Both of them went into a damn scary situation when one of the attackers tried to open the chiller door.

“We held on to it very hard and he failed. He went away, but now they knew someone was inside.”

And 10 or 15 minutes later the militant came back.

“We were so cold, we were losing our strength,” Sarker says. The attacker hauled the door open.

“He told me to come out. I was so frightened I immediately fell on to the ground and lay there. I thought if I was standing, he might chop me with his machete. I was repeatedly saying: ‘For Allah’s sake, don’t kill me.’
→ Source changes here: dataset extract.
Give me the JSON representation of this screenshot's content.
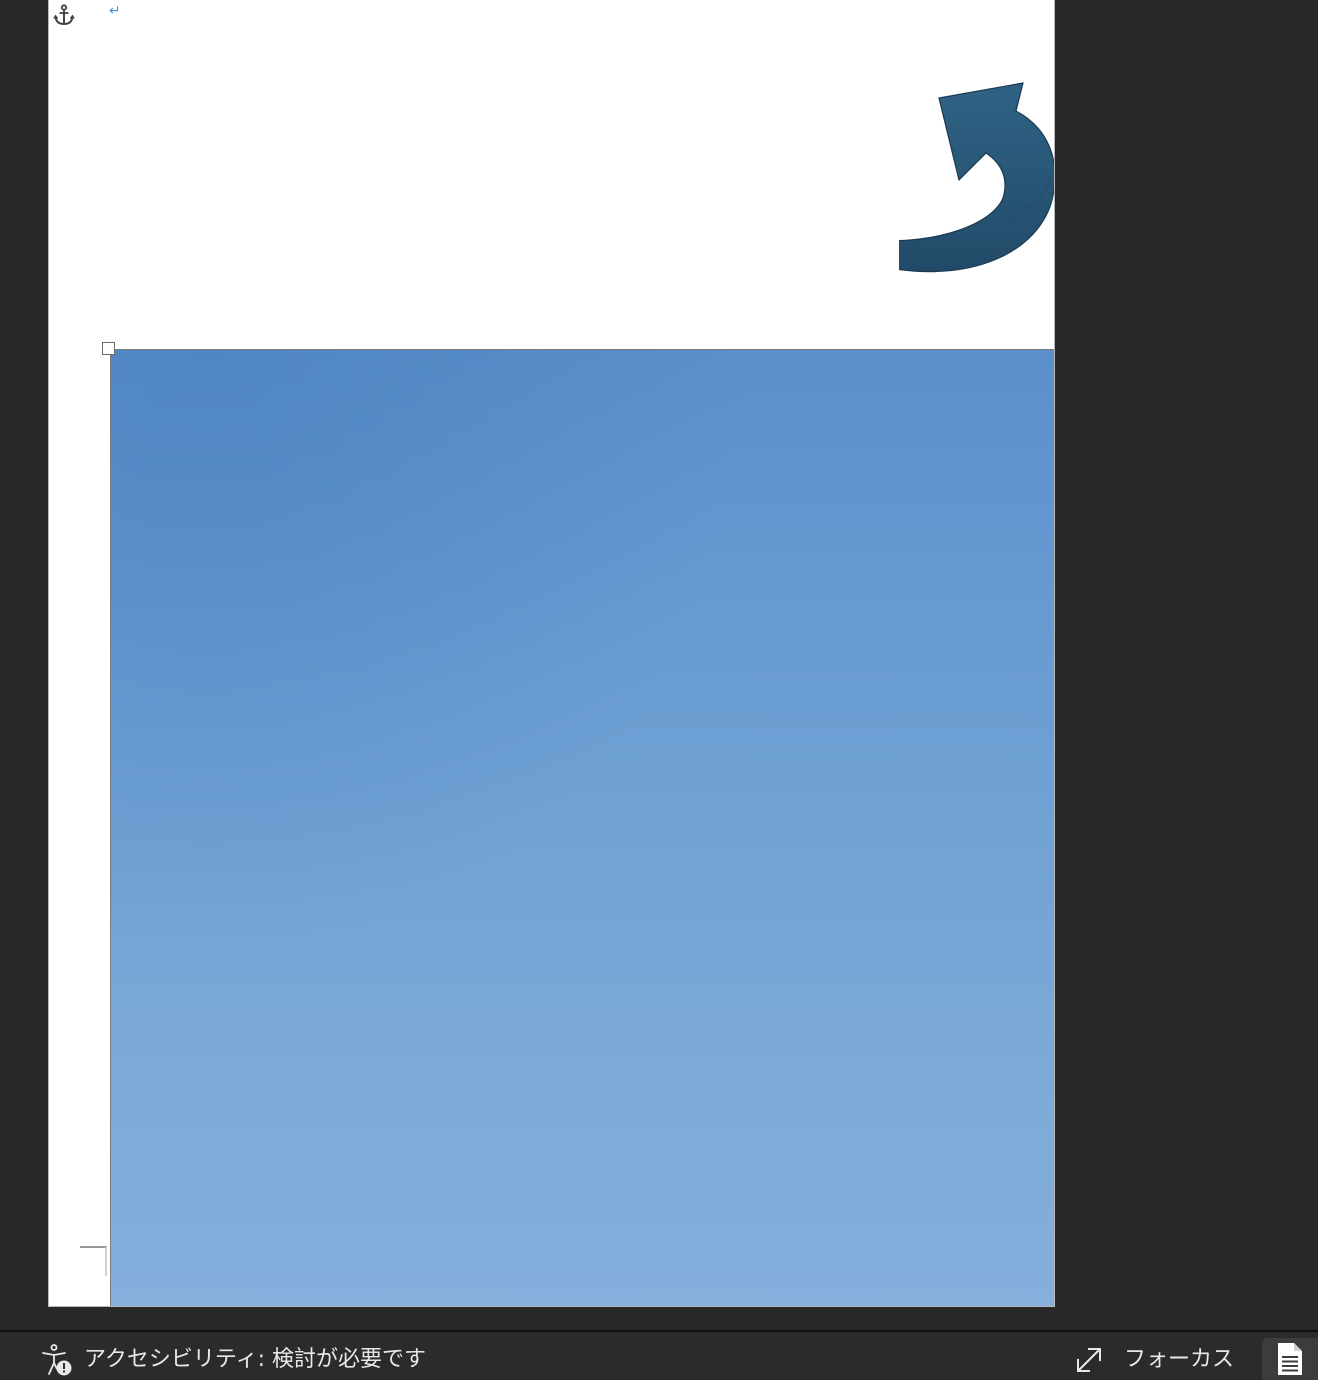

“I crawled on my hands and knees over dead bodies and blood. Then suddenly I heard two shots. The Japanese man with me in the chiller was dead” The gunmen assumed him to be a Muslim.

“We sat at the table with other members of staff, all of them with their heads down. After 02:00, one of the militants asked who the chef was. My colleagues pointed me. They then took me to the kitchen.”

“They asked me what food we had, and whether if we had sea bass and shrimps. I said, yes we had. They told me to fry it, and decorate it nicely on a plate.”

“While I was cooking, one of the militants came into the kitchen. He asked me what my name was. I just said my name was Shishir – I didn’t tell him my second name because that would have revealed that I’m Hindu.”

The militant asked Sarker to recite from the Koran.

“All my life I’ve had Muslim friends, so I knew some Surah [chapters of the Koran]. But I was so frightened. I was thinking – would I satisfy him?”

In keeping with Islamic tradition during Ramadan, the food was served before dawn to the Muslim hostages and to the staff.

“I was so scared, when I ate I couldn’t swallow the food. But I thought if I didn’t eat, they would think I wasn’t going to fast the following day, and then they would guess I wasn’t Muslim,” says Sarker.

“Soon after sunrise, Operation Thunderbolt, a commando-led assault with armoured personnel carriers – ended the siege. The five militants lay dead.I and my surviving colleagues were rescued.”

Though it’s been seven months the incident took place but life doesn’t seem to be the same for Sarker.

“I don’t see any future. I can’t sleep properly. Whenever I’m alone and I think of that night, I just can’t do anything – I feel terrified.”